Chevie was confused. Did they not see the gun? Did the Thundercats think themselves immortal?
“Stay where you are!” she ordered, half-wishing the Traitor would take over now and she would become a super soldier. “Leave the professor alone.”
Vallicose ignored Chevie completely, moving briskly toward Smart, who had opened the dishwasher and was rearranging the plates inside. With each switched plate, the lighting inside the kitchen changed color.
Witmeyer stood, keeping her hands raised. “You don’t think, Cadet, that we would put a loaded weapon in the hands of a traitor.”
They were testing me, thought Chevie. And I failed.
Just to be sure, she aimed the gun at Witmeyer’s leg and pulled the trigger. There was no bang, just the hollow clack of a hammer on an empty chamber.
Witmeyer sighed. “Click, not boom. That means, Cadet, that you are out of time.”
The walls suddenly began to shake.
“Yes,” said Professor Charles Smart. “It’s working.”
Whatever was working, Vallicose didn’t like it. “In the name of the Blessed Colonel, shut this racket off.”

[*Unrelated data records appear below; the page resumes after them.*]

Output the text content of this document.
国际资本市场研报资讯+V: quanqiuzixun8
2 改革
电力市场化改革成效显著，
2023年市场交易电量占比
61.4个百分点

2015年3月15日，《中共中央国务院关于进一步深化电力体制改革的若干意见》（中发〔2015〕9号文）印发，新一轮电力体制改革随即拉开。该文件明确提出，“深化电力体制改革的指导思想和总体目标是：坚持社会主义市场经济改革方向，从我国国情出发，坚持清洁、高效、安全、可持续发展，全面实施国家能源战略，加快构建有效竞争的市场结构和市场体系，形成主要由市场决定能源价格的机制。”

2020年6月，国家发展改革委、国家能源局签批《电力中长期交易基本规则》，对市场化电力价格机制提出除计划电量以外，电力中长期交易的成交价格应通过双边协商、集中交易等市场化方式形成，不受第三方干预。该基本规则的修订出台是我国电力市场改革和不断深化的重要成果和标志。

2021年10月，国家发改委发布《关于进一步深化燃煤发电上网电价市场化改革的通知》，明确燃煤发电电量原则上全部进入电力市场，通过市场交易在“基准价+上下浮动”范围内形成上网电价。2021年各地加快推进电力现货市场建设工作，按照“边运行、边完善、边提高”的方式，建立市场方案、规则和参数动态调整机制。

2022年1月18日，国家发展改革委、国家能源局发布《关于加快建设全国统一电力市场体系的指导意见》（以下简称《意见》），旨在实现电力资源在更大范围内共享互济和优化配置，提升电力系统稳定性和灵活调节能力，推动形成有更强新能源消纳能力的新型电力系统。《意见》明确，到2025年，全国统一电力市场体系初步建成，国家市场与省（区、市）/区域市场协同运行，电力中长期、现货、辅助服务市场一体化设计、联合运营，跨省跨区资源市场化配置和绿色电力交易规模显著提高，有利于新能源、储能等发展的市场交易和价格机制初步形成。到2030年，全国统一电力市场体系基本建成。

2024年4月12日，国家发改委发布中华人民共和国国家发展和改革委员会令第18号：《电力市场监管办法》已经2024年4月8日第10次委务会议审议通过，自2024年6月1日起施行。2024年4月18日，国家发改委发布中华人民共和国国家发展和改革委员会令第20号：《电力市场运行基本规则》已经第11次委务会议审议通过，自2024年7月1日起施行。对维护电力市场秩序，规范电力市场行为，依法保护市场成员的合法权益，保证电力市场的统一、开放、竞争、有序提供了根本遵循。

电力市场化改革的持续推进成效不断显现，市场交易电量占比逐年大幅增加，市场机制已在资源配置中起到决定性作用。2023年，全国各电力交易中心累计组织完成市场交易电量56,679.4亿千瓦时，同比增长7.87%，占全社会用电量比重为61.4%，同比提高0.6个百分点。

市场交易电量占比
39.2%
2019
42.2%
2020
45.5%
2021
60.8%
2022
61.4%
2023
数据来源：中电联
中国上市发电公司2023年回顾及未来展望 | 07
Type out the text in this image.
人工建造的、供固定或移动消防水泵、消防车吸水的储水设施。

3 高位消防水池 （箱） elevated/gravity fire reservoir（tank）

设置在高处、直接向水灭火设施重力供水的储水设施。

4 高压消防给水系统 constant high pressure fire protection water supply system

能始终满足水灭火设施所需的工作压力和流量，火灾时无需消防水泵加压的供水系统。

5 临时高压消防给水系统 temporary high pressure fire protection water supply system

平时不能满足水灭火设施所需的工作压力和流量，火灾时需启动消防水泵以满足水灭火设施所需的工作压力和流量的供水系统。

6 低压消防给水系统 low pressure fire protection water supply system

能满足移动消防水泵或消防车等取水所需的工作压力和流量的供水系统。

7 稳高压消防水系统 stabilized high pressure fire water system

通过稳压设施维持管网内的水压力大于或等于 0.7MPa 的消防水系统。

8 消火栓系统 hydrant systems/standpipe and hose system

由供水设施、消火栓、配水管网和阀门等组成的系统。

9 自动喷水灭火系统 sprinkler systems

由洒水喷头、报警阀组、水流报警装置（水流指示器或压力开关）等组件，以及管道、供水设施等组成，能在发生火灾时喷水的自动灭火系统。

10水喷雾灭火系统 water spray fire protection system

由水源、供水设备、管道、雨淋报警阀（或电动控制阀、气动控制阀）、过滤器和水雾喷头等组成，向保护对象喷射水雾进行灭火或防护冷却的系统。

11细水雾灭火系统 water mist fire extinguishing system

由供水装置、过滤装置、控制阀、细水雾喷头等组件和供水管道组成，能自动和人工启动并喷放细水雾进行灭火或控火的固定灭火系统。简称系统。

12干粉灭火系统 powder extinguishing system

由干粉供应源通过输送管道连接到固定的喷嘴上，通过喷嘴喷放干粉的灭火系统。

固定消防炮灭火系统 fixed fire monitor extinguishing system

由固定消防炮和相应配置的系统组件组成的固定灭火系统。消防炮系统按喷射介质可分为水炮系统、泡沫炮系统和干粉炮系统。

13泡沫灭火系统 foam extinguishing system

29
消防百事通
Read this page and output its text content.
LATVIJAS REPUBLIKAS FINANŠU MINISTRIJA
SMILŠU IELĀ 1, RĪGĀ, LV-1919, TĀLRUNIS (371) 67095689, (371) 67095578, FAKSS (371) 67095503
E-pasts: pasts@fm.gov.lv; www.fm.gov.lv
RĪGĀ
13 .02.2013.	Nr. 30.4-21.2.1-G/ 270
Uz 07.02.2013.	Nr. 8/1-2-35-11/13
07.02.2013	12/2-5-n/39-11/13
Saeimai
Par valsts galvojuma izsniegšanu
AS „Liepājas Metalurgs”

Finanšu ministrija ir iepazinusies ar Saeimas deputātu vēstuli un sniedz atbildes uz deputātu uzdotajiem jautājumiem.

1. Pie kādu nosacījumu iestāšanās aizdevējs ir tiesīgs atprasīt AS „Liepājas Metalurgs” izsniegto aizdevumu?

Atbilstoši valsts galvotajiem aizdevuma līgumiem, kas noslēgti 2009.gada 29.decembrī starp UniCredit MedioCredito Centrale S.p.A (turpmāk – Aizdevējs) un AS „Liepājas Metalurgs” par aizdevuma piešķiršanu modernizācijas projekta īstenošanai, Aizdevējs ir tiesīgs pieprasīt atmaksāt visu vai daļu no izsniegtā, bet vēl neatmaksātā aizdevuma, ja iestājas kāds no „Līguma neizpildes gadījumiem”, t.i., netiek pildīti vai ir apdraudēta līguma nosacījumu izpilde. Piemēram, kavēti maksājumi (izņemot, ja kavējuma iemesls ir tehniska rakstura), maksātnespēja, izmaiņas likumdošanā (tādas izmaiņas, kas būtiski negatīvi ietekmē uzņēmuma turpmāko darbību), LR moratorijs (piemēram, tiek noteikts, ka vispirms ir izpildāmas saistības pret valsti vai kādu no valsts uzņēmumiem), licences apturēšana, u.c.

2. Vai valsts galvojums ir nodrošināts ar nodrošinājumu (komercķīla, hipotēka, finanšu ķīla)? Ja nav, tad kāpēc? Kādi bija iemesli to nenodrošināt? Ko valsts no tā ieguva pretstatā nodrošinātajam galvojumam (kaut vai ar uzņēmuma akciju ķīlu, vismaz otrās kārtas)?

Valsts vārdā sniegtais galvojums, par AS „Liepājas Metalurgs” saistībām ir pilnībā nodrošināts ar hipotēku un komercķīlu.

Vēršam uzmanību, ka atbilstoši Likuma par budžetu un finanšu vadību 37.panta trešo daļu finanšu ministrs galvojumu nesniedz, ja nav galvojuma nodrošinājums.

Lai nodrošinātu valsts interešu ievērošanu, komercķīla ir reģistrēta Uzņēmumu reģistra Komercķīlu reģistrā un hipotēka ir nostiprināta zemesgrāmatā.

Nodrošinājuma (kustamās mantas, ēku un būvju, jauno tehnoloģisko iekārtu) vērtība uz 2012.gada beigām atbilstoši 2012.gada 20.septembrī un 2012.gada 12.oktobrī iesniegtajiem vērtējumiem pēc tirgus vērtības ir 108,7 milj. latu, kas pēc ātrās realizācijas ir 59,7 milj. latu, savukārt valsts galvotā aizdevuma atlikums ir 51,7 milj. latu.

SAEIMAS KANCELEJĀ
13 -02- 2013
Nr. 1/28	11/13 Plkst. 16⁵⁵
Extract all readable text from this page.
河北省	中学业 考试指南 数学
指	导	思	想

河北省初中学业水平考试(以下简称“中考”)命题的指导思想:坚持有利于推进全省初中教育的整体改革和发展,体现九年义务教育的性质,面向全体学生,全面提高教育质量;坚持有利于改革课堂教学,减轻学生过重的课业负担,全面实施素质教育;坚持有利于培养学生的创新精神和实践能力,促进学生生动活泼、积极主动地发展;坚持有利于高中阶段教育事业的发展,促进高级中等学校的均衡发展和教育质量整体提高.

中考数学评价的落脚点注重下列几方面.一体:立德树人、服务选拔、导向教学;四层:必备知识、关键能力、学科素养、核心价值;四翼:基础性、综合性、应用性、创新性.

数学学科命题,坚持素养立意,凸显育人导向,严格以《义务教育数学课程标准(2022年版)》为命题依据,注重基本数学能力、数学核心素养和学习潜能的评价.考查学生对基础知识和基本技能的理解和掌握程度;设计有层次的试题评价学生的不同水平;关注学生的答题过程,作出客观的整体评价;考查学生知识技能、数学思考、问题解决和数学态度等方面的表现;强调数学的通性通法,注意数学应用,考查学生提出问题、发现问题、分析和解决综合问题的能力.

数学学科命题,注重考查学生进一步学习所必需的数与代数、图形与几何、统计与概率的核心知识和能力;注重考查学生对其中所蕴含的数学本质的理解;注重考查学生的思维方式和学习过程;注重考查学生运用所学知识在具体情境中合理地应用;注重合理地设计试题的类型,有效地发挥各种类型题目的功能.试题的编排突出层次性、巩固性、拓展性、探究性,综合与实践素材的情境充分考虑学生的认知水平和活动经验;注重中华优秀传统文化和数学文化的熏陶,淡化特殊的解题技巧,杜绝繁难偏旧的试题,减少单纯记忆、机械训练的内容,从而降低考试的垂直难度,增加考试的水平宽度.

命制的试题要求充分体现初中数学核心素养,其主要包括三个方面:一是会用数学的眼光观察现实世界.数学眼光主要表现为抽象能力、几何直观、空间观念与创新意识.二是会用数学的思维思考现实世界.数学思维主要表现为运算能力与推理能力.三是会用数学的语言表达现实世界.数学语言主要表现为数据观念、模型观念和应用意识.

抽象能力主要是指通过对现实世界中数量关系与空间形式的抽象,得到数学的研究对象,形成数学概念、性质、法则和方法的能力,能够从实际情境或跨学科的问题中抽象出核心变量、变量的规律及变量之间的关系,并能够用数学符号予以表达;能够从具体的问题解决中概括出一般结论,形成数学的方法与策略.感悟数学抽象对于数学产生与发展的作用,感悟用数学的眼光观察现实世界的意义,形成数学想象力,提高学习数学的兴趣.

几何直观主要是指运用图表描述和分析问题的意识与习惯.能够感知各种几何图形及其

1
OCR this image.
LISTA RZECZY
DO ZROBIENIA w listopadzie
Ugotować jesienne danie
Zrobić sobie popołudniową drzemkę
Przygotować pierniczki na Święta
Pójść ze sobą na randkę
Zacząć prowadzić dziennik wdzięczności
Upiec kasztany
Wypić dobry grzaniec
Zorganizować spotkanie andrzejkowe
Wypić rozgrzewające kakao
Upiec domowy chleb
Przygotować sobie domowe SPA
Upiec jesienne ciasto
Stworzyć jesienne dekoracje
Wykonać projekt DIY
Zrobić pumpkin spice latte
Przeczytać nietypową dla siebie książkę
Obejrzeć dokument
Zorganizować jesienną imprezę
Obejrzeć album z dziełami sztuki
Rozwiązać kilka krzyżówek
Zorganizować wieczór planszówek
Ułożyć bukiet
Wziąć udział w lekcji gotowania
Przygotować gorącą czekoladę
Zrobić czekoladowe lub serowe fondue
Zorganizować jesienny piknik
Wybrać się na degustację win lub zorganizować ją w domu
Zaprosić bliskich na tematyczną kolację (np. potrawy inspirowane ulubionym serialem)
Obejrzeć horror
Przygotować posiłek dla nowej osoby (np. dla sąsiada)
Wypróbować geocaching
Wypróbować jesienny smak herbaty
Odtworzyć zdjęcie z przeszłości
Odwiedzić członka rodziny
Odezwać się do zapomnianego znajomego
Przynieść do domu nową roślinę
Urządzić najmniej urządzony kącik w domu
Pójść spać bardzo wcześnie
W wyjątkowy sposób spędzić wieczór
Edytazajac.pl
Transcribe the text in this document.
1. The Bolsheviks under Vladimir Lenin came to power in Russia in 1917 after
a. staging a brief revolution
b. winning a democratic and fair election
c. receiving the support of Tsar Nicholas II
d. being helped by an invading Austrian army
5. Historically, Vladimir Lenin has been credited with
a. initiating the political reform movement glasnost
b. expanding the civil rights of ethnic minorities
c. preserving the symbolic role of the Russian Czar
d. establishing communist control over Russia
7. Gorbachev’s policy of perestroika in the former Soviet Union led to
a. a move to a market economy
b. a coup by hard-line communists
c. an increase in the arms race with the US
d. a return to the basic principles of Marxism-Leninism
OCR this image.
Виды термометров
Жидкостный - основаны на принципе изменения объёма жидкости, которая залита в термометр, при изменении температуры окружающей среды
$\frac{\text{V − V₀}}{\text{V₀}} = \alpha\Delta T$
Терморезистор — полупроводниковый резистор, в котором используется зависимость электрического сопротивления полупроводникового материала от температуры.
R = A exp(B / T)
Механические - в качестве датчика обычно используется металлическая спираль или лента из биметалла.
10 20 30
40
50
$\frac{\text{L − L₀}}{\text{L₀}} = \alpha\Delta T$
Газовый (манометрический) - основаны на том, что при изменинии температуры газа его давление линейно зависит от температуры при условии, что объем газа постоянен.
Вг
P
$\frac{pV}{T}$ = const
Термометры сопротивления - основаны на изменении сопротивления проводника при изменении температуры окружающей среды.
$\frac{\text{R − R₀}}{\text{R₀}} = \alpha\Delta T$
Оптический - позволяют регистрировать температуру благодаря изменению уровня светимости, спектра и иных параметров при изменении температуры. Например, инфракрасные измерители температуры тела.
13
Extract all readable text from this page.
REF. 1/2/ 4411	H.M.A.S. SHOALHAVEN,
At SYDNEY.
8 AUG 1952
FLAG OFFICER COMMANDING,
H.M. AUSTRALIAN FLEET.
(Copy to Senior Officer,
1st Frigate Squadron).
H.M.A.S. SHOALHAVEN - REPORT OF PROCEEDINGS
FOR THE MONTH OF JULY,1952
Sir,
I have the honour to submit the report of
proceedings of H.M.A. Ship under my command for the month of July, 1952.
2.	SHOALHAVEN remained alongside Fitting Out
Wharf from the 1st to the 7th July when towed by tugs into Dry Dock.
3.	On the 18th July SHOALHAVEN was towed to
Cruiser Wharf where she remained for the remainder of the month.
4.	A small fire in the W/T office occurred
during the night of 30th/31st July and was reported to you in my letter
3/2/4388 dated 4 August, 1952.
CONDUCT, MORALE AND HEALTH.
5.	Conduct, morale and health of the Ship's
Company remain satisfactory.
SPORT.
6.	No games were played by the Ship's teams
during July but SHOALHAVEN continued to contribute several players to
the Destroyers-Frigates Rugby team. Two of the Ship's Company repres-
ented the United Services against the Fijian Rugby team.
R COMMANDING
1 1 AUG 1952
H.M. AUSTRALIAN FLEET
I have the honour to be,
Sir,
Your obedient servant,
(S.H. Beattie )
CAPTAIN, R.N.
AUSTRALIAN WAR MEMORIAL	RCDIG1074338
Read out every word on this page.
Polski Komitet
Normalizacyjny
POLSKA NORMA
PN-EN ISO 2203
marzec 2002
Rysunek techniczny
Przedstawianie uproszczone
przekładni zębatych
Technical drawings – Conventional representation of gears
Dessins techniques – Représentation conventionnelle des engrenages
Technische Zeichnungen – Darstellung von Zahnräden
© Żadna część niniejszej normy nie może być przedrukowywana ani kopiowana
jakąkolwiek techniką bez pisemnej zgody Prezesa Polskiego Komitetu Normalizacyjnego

Smart crossed his legs and sank into the lotus position. “It can’t be shut off. Not now. We are all going on a journey, Sisters. It will be easier if you relax.”
“No journey for you, traitor,” said Clover Vallicose. She drew her weapon from a hip holster and fired. Smart was hit high in the chest and skittered backward as though dragged from behind. Blood frothed from the jagged wound, saturating his upper body in seconds. There was no doubt in Chevie’s mind that this couldn’t be anything but a fatal injury.